“Imaginary” Perfect Time

In the definition (in one spatial dimension) of $\Delta \tau$ there is the relation:

$(\Delta \tau)^2 = (\Delta t)^2 - (\Delta x)^2$ which is invariant. If $(\Delta x)^2 > (\Delta t)^2$ then there is the characterization "spacelike."

In this case $\Delta \tau$ will be an imaginary number.

My question is: what is the intuitive physical or geometric meaning of imaginary in this context?

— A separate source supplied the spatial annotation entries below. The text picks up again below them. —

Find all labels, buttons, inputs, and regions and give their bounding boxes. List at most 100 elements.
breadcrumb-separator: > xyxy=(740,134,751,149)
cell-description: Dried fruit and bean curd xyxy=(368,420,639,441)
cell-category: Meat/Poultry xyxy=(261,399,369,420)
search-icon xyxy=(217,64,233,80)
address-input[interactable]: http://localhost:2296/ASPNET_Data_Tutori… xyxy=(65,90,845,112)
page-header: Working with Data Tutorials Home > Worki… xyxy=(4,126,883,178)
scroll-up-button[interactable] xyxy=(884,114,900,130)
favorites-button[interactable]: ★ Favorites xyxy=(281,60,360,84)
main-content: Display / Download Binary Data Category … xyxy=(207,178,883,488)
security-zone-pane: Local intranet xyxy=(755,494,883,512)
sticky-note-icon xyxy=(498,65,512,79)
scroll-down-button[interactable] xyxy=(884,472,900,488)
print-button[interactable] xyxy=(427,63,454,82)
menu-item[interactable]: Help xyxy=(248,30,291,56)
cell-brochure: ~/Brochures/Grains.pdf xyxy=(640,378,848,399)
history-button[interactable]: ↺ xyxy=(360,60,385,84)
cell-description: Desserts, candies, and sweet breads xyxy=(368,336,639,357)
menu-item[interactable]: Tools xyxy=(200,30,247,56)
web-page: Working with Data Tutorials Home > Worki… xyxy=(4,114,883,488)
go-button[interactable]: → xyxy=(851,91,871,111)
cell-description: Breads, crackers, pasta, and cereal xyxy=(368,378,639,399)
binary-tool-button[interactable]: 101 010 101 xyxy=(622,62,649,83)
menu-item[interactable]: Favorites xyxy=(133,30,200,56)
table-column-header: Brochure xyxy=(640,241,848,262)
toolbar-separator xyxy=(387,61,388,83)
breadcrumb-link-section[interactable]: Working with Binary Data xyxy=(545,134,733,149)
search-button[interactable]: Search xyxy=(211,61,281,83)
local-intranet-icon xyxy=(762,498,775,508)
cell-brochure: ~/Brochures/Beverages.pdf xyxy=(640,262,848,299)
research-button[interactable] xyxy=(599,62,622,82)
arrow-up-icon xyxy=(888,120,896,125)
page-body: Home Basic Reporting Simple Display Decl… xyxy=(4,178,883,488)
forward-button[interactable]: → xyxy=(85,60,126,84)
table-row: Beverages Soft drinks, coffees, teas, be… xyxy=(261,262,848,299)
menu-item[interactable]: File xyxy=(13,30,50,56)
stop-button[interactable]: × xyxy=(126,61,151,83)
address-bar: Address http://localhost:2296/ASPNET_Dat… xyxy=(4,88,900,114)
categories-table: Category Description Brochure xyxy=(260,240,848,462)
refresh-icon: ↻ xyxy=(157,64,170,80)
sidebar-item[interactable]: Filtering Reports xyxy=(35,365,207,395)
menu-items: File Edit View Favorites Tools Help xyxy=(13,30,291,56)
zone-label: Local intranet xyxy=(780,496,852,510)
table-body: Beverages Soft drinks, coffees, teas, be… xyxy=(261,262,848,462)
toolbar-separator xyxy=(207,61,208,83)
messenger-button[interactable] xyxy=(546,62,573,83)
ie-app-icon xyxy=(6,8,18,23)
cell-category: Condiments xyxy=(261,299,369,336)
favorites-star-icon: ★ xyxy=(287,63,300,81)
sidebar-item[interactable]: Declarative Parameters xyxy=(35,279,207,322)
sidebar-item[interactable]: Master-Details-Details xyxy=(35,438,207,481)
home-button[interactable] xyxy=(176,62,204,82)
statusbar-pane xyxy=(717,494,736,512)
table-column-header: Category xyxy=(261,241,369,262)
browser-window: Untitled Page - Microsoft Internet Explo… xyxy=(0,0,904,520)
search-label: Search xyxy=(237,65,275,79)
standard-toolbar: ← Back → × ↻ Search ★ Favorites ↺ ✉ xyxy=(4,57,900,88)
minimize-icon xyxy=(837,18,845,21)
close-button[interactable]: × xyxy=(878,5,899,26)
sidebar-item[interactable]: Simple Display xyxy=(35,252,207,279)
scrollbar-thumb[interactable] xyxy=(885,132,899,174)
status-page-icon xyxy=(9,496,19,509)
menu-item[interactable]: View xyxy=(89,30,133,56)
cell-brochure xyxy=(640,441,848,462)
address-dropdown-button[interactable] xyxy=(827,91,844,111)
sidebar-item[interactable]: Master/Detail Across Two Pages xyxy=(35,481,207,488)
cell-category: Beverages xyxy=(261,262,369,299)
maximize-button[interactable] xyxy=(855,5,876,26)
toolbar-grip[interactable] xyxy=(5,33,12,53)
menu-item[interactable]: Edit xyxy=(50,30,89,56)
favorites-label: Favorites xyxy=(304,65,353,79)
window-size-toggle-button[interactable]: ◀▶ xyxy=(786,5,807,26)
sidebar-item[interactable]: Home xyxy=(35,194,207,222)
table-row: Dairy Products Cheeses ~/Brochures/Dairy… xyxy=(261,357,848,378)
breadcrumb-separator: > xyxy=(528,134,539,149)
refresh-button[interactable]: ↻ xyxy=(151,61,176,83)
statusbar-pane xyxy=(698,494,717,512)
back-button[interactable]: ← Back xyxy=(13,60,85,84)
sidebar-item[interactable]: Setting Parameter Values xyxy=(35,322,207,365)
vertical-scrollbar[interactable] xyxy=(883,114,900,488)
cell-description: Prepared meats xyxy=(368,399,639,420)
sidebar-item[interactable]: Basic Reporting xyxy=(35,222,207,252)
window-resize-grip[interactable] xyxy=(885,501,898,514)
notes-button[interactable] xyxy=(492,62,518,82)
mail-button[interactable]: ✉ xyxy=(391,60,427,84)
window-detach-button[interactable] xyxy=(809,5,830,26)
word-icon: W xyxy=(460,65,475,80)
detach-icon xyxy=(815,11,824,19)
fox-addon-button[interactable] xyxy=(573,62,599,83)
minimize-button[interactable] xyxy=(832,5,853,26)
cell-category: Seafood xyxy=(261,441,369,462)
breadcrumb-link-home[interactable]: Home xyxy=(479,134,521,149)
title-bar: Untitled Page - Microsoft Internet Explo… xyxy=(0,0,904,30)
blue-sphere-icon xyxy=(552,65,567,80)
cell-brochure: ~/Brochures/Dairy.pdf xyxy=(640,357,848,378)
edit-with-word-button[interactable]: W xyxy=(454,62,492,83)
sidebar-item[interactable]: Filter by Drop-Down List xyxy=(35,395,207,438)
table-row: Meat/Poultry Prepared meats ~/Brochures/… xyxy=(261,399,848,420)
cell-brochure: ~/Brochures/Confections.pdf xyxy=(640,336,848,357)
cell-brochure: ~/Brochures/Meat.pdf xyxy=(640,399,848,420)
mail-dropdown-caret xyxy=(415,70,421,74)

(Just a guess; is it related to hyperbolic functions and the Lorentz transformations?)

Thanks

• @Qmechanic Moments ago I sent you a comment asking about the causality tag. After a quick look at wikipedia, I hastily deleted it. Quite an interesting distinction between spacelike and timelike. Thanks for the pointer. Regards, – user41976 Apr 14 '14 at 22:19

As you have discovered proper time, $\Delta\tau$, can be either real or imaginary. However, this means that it does not necessarily reflect something measurable with a clock.
When it is imaginary, as in the case of a space-like relation of two events, then there is no single clock that can be present at both events. To do so would require having a velocity $v>c$. This is, I suppose, a fancy way of saying that the two events are not causal (event 1 doesn't cause event 2 and vice versa).